Microalgae have other advantages including its ability to grow in a wide range of conditions and their high oil yield.
As attractive as it may seem however, the algae solution remains in the conception phase, with researchers scrambling to figure out how to scale up the system to an industrial level. . .
In addition, further work is needed to identify which species of algae is the most effective.
Why have not these posited solutions not been given resources. We need an explanation as to why the life systems of the planet have been ignored, and why damaging and non-sustainable economic and environmental practices have been developed that has lead to the current crisis. Some suggest the root of the problems go back to the development of mechanistic and materialist science in the 17th Century. It is the same culture that lead to the failure to recognize physical violence as an existential threat. For example, the movement to eliminate nuclear weapons has lapsed, and for example Britain still wants to spend enormous financial resources in acquiring Trident submarines.
These considerations lead to the conclusion that the environmental problem will not be changed unless the culture is changed and the problem then becomes culture is long term historical development, whereas the time available to address the climate challenge may be much shorter than is comfortable.
This post has been substantially rewritten since I lost the original one. This time I was careful to save as I went.
Commenter Tony Lovell links to the Soil Carbon site making the point, of which I was really aware except I try to practice “soil management” in my backyard, that improving the quality of soils the carbon load in the soil can be increased while decreasing the amount of carbon in the atmosphere. I suspect that retention of water is increased as well. Soil management is particularly important for Australia.

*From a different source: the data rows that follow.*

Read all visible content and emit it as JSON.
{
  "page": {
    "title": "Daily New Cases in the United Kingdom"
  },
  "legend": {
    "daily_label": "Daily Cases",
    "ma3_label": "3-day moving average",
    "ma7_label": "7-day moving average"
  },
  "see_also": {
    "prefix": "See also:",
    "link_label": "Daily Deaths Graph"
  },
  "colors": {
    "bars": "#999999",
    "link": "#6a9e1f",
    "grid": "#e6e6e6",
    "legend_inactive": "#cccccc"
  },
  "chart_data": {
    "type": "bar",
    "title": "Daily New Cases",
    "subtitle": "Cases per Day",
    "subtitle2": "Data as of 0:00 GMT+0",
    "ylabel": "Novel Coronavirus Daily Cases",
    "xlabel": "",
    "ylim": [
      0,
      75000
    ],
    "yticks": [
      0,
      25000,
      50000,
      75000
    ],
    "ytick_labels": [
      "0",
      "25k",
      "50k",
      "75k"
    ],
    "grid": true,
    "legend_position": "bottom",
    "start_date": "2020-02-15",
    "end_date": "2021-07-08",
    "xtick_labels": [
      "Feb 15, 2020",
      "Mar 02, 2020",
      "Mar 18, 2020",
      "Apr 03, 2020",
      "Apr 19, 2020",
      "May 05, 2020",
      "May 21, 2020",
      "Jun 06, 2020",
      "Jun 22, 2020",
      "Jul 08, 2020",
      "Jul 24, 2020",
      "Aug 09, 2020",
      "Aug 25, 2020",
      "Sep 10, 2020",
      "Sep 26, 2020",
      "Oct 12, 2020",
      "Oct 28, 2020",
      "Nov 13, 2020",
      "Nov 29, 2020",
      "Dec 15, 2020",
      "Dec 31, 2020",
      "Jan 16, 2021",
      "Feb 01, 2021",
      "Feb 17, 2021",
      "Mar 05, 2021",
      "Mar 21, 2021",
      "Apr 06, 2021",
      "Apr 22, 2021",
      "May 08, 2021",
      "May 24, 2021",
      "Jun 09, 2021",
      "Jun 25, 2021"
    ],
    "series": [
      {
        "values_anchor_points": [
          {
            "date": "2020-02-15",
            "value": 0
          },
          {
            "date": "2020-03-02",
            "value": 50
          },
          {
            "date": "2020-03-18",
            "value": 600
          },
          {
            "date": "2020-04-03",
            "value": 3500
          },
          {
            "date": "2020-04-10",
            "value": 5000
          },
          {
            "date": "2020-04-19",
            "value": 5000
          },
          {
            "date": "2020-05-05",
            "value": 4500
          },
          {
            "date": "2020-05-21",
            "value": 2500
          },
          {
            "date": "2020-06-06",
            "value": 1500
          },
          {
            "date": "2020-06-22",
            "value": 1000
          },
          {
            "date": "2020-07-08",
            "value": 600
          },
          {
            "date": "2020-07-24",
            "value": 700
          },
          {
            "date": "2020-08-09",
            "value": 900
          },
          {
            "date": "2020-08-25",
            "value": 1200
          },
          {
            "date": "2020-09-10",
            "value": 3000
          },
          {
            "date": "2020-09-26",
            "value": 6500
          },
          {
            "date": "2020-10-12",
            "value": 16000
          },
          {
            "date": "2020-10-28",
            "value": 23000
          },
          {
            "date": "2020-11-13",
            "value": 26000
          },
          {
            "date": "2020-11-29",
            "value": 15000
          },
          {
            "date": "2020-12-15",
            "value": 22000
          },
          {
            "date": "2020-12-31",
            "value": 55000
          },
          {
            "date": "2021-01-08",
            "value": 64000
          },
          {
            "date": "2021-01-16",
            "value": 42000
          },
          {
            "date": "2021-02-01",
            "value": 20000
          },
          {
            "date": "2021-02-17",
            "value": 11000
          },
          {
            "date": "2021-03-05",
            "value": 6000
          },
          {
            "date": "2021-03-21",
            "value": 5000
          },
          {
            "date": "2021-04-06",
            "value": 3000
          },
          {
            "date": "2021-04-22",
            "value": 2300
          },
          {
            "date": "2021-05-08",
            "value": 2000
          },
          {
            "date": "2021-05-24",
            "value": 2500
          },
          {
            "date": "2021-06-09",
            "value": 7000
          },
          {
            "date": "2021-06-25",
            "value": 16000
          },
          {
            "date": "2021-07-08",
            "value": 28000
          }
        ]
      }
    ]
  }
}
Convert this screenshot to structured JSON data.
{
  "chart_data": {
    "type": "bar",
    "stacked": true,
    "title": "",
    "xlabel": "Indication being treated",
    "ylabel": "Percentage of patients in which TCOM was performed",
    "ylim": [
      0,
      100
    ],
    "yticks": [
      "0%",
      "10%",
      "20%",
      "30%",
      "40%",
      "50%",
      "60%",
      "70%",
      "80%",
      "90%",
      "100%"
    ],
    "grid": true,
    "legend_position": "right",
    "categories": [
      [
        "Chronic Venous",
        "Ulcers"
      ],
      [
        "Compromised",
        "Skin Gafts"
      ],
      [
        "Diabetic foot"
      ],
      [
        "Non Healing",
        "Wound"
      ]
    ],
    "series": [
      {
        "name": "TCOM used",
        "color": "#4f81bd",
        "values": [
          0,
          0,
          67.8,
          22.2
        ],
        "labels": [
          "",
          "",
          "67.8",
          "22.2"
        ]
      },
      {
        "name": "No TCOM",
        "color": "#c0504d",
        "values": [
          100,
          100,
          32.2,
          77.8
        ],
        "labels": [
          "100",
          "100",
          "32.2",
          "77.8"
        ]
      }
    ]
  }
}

To quote Tony’s link:
THE PROBLEM: An increase in carbon dioxide levels in the air, contributing to global warming.
THE SIMPLE SOLUTION: Put the carbon back in the earth where it belongs. Degraded soils can store up to 5 times more organic carbon in their surface layers than they currently hold if the soil management approach changes. Through the application of these types of management methods, Soil Carbon Australia can make an impact on global warming.
THE NATURAL SOLUTION: Carbon is naturally sequested in topsoil via biological processes surrounding actively growing roots of pasture grasses and cereals. Encouraging these processes is cheap, efficient, and ecologically beneficial.
THE ACHIEVABLE SOLUTION: Soil carbon levels can be increased by adopting forms of carbon farming, including time-controlled grazing management, pasture cropping and biologically beneficial farming practices.